PetroChina Memulai Pengeboran Dua Sumur Baru di Jambi di Tengah Penurunan Harga Minyak
Jakarta, Aktual.com — PetroChina telah memulai pengeboran dua sumur baru di Blok Jabung, yang terletak di Kabupaten Tanjung Jabung Timur, Provinsi Jambi. Sumur-sumur tersebut adalah Tiung-3 dan NEB Ext-1, di mana pengeboran untuk sumur Tiung-3 telah dimulai sejak awal tahun ini, sedangkan NEB Ext-1 masih dalam proses perizinan.
General Manager Jabung PetroChina, Song Zhizong, melalui pernyataan dari Comdev PetroChina, Charina, menyatakan bahwa kegiatan eksplorasi ini mencerminkan komitmen perusahaan untuk terus mengembangkan potensi Blok Jabung, meskipun harga minyak dunia saat ini mengalami penurunan.

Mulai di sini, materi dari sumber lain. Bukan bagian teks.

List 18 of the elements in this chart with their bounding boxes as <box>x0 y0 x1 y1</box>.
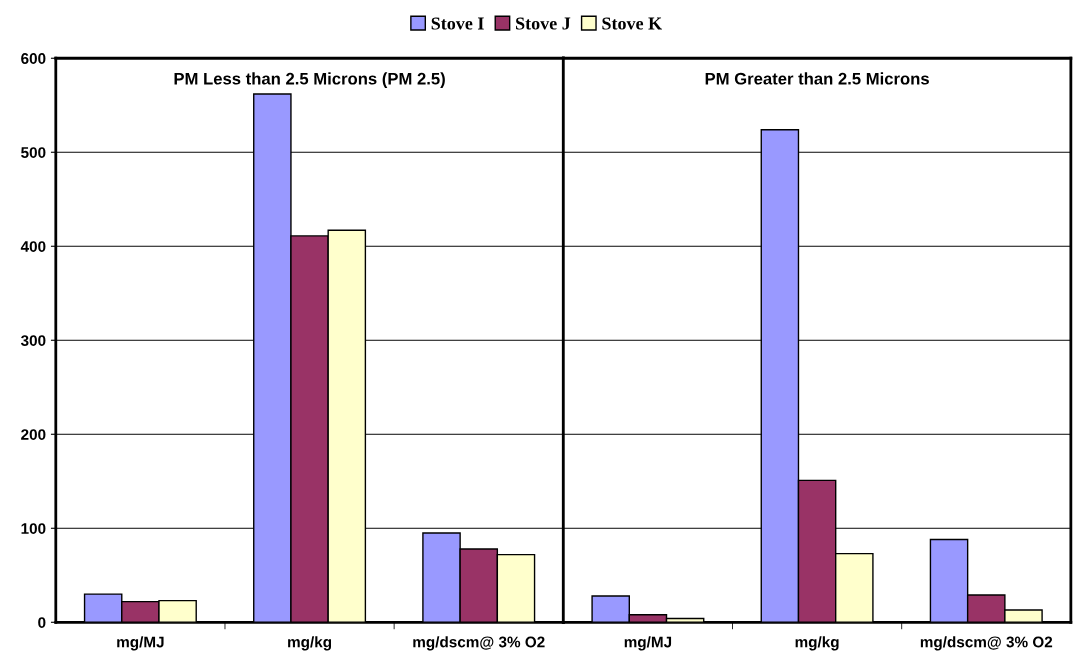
y-tick-label: 600 <box>21 53 46 64</box>
legend-label: Stove I <box>431 17 484 30</box>
text: PM Greater than 2.5 Microns <box>705 72 929 85</box>
x-tick-label: mg/kg <box>795 636 839 651</box>
y-tick-label: 100 <box>21 523 46 534</box>
y-tick-label: 500 <box>21 147 46 158</box>
x-tick-label: mg/MJ <box>117 636 164 651</box>
x-tick-label: mg/dscm@ 3% O2 <box>413 636 545 651</box>
y-tick-label: 200 <box>21 429 46 440</box>
text: PM Less than 2.5 Microns (PM 2.5) <box>174 72 445 88</box>
y-tick-label: 0 <box>38 617 46 628</box>
y-tick-label: 400 <box>20 241 46 252</box>
legend-label: Stove J <box>516 17 571 30</box>
x-tick-label: mg/MJ <box>624 636 672 651</box>
x-tick-label: mg/dscm@ 3% O2 <box>920 636 1053 651</box>
y-tick-label: 300 <box>20 335 46 346</box>
x-tick-label: mg/kg <box>288 636 332 651</box>
legend-label: Stove K <box>602 17 662 30</box>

PetroChina International Jabung Ltd berupaya untuk menemukan cadangan minyak dan gas baru di wilayah ini. Charina menekankan bahwa meskipun situasi pasar minyak tidak menguntungkan, perusahaan tetap berkomitmen untuk melanjutkan rencana pengeboran yang telah disiapkan dan disetujui oleh SKK Migas. "Kami berharap kegiatan eksplorasi ini akan memberikan hasil yang positif, seperti proyek-proyek sebelumnya, yang pada akhirnya dapat meningkatkan produksi migas nasional," ujarnya.
Pada tahun 2015, PetroChina Jabung berhasil melakukan eksplorasi di empat sumur, yaitu Panen-3, Panen Utara-2, NEB Base-2, dan Tiung Utara-2. Penemuan di sumur Panen-3 menunjukkan hasil uji kandungan gas sebesar 1,7 MMCFD dan minyak sebesar 1.849 BOPD. Sumur Panen Utara-2 juga menghasilkan penemuan baru minyak dan mengkonfirmasi adanya gas dan kondensat dengan hasil uji kandungan sebesar 1.045 BOPD, 136 BCPD, dan 6,7 MMCFD.
Selain itu, sumur NEB Base-2 memastikan adanya gas dan kondensat dengan hasil uji kandungan sebesar 10,8 MMCFD dan 475 BCPD, sementara sumur Tiung Utara-2 menunjukkan hasil uji kandungan gas sebesar 18,2 MMCFD ditambah 756 BCPD. Penemuan ini berasal dari formasi batu pasir dan karbonat yang berumur Miocene dari Formasi Gumai hingga Talang Akar.
Kesuksesan pengeboran eksplorasi pada tahun 2015 diperkirakan akan berdampak positif bagi kegiatan eksplorasi serta pengembangan dan produksi di Blok Jabung di masa depan. Setelah keberhasilan penemuan hidrokarbon di Tiung Utara-1 dan Tiung Utara-2, PetroChina merencanakan survei seismik 3D seluas 320 km² untuk mempercepat proses pengembangan potensi yang ada.
Kegiatan pengeboran untuk sumur baru direncanakan dimulai pada bulan April. Area survei seismik ini merupakan peningkatan signifikan dibandingkan dengan dua tahun sebelumnya, yang hanya seluas 80 km². Pada tahun 2016, target produksi Blok Jabung ditetapkan sebesar 52.938 BOEPD, yang terdiri dari 13.966 BOPD untuk minyak dan 154 MMSCFD untuk gas jual, termasuk LPG.
PetroChina berperan sebagai operator Blok Jabung dengan mitra Petronas Carigali (Jabung) Ltd, PP Oil & Gas (Indonesia-Jabung) Limited, dan PT Pertamina (Persero). Konsorsium ini beroperasi sebagai Kontraktor Kontrak Kerja Sama (KKS) di bawah pengawasan dan pengendalian SKK Migas, yang aktif dalam eksplorasi dan produksi di Kabupaten Tanjung Jabung Barat, Tanjung Jabung Timur, dan Muaro Jambi. Selain itu, PetroChina juga merupakan operator di Blok Bangko yang terletak di Jambi.